First let me say, if you’re going to try to strike a conversation up with someone who A. you just met and B. just had a kid, think before speaking. The things this staff said to me didn’t bother me too much. However, I can see how it could bother others. Essentially what they are saying is that I should look and feel like crap after having a kid. I can get over these comments because I really think they were trying to be nice. But there was one comment a nurse made that still makes me angry.
“I bet you wish you had a girl.”
Perhaps a simple comment but unnecessary in every way. When she first came into the room she made a few polite comments and found out we had James at home – a boy. She asked if Alex was a boy or girl. When I said boy, she replied “I bet you wish you had a girl.” This is entirely rude and unnecessary.

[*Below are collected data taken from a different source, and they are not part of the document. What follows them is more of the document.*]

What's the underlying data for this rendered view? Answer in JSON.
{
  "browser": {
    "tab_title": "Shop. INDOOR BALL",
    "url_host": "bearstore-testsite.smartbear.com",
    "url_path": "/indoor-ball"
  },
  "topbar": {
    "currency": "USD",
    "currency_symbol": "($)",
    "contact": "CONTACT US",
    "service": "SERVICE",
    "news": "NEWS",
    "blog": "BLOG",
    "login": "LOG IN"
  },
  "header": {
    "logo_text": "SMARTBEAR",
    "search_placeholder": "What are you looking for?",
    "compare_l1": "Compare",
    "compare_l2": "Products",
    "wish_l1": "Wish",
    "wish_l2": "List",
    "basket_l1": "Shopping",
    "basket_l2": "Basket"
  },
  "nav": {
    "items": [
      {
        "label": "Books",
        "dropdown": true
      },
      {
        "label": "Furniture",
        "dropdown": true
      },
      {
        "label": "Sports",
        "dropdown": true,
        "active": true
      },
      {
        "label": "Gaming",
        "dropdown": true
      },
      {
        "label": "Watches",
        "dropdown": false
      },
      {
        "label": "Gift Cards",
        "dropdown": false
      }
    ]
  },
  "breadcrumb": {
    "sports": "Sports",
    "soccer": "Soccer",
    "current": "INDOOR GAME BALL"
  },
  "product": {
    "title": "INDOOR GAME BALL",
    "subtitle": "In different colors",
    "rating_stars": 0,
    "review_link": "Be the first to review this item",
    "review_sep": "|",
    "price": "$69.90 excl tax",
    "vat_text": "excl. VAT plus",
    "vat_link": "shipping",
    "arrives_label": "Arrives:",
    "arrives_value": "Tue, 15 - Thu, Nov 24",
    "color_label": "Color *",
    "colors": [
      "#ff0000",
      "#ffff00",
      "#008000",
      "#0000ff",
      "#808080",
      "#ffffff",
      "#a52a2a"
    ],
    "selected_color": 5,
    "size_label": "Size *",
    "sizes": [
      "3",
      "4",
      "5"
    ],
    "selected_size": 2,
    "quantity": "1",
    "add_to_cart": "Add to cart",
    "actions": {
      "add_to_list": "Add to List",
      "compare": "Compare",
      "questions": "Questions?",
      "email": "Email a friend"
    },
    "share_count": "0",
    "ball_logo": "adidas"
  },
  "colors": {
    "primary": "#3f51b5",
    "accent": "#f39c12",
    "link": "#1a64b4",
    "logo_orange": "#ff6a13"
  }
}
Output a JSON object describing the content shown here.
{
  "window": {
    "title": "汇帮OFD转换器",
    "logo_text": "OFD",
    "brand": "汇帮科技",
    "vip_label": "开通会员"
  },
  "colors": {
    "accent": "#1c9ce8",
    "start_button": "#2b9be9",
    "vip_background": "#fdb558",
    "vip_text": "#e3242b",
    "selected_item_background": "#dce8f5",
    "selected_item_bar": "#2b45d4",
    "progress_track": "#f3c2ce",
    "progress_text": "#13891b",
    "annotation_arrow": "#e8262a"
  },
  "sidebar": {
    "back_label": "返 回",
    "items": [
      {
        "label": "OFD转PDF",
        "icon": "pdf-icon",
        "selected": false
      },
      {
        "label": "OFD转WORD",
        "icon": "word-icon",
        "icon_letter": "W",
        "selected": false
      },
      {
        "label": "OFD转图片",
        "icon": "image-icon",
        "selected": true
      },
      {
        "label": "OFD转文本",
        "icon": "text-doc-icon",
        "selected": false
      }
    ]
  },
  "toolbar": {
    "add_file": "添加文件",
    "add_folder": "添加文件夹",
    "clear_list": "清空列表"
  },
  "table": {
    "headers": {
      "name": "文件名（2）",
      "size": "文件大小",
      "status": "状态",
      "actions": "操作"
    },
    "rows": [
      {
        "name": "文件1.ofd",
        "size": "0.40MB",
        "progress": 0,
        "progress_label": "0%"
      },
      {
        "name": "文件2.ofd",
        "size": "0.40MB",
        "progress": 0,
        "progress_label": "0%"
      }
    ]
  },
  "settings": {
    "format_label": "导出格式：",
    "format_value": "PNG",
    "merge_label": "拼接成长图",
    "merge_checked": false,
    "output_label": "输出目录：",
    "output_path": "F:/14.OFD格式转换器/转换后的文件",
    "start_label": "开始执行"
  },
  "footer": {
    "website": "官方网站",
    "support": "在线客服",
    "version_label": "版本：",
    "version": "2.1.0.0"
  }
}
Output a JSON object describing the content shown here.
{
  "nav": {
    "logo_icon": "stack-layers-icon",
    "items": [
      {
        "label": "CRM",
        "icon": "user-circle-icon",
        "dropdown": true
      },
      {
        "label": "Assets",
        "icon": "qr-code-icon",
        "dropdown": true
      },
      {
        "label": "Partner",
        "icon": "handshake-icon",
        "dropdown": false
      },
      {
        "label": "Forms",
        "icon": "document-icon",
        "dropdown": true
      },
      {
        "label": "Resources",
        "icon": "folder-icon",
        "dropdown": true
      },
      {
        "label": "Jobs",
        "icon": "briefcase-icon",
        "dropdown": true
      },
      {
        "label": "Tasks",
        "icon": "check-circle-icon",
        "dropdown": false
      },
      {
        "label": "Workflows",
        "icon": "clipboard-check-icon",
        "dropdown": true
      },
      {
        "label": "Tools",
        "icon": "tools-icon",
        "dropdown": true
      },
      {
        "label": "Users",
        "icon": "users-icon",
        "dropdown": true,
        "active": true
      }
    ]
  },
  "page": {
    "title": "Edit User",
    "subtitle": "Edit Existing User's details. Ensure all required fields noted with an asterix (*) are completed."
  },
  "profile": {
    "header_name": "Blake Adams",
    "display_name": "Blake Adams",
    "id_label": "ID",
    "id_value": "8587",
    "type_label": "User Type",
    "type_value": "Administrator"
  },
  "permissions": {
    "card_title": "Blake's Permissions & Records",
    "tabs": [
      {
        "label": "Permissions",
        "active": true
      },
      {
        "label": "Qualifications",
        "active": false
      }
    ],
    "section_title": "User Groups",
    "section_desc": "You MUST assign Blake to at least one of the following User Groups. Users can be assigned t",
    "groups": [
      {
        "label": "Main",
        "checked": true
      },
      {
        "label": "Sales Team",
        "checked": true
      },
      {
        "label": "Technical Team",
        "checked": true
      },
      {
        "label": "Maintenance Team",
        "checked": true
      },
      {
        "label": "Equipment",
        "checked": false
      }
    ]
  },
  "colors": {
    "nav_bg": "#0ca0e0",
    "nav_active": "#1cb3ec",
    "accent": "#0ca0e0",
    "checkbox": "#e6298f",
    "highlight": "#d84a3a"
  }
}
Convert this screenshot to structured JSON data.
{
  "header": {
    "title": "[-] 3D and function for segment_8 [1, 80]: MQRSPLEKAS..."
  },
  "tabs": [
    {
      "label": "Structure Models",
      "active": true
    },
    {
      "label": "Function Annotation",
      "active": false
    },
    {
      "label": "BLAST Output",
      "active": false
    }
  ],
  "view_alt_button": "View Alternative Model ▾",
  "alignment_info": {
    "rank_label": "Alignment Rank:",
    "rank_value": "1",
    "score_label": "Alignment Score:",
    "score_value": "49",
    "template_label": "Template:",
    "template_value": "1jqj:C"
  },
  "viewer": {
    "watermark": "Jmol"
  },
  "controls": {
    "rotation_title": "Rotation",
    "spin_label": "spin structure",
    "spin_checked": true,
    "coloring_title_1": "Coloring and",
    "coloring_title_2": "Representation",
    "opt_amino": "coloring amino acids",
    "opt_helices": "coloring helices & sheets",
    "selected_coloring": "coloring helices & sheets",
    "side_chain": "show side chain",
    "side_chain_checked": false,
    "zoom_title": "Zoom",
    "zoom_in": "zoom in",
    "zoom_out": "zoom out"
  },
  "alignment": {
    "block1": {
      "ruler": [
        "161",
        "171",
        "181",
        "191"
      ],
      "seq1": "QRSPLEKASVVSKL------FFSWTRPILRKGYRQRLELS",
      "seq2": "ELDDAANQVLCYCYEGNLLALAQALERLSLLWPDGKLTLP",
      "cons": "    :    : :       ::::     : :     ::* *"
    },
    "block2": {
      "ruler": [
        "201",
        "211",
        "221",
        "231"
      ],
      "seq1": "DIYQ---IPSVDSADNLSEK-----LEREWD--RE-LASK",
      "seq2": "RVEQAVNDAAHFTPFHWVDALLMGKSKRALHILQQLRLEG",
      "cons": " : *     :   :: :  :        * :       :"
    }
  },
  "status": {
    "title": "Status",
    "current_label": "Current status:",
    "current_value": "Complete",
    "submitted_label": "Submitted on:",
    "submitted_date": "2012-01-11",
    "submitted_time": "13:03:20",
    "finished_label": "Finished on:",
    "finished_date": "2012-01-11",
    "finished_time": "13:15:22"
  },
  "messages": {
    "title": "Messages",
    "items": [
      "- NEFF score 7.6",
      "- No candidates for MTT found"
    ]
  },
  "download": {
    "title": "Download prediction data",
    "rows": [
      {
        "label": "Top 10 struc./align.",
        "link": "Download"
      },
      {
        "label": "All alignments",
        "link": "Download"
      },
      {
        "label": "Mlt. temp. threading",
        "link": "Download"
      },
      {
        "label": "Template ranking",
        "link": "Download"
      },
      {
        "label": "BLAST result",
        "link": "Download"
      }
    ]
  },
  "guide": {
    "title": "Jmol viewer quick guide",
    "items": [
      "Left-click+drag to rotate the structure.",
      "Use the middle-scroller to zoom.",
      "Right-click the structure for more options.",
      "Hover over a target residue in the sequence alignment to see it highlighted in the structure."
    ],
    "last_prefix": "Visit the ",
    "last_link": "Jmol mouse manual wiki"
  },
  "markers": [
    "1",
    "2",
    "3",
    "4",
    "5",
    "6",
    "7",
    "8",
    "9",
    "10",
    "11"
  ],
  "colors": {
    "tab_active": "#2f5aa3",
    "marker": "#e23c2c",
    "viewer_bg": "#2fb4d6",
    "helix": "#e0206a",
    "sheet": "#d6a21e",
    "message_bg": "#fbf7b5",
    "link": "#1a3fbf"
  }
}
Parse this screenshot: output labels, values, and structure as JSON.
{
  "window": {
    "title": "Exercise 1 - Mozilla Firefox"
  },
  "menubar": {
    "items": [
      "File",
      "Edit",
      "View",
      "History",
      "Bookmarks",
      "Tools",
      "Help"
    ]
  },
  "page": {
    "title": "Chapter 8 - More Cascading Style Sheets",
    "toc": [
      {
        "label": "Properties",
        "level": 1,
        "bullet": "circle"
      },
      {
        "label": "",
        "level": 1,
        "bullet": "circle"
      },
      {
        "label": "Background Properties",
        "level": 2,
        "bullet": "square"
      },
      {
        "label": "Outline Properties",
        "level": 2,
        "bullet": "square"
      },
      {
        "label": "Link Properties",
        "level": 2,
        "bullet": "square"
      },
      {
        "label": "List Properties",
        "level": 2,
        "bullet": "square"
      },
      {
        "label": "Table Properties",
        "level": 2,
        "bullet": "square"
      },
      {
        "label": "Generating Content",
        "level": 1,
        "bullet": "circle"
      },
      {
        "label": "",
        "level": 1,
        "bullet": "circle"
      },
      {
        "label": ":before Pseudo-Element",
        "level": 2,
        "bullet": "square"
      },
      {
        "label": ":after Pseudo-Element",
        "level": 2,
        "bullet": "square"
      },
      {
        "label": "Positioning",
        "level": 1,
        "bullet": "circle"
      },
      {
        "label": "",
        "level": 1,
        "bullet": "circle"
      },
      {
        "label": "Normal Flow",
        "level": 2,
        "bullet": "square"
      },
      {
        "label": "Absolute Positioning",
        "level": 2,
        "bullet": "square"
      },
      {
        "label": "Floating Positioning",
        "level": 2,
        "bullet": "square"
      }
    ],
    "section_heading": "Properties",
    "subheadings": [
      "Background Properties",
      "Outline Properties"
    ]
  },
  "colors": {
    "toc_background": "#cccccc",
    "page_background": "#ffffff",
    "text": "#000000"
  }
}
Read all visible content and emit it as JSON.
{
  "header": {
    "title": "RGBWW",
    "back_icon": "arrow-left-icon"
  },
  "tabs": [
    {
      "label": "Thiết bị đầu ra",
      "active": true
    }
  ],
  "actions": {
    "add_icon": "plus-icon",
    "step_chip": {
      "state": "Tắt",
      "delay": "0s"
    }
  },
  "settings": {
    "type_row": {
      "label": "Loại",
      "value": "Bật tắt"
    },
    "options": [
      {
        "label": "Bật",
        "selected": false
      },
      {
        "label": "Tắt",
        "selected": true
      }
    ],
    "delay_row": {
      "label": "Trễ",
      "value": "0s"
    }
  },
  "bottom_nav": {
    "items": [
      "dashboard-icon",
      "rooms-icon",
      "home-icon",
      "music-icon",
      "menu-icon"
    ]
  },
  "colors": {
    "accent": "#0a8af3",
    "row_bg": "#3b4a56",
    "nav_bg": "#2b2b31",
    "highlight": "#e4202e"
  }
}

First, you’re assuming that I am disappointed that I have two healthy, amazing, wonderful little boys. Second, what if I really did wish I had a little girl and need time to process the feelings associated with that? Third, I just had a baby. Why do you feel the need to comment on the baby’s gender? Can I not enjoy my baby? Can’t we talk about his name, his eyes, the amount (or lack) of hair or how I am feeling? There are so many other things we can talk about.
I stumbled when she said this. I pretty much shut down and stopped talking to her. It made me feel like I should be hoping for a girl. That its wrong to have two boys. That I did something wrong. After she left I didn’t talk to anyone for a few hours.
Whether you’re hospital staff, stranger at the park, friend, or family member, please think before you speak. Comments like this can have a significantly negative impact on a new mother or father. I am lucky that I have two healthy babies who are alive. What more could I possibly want?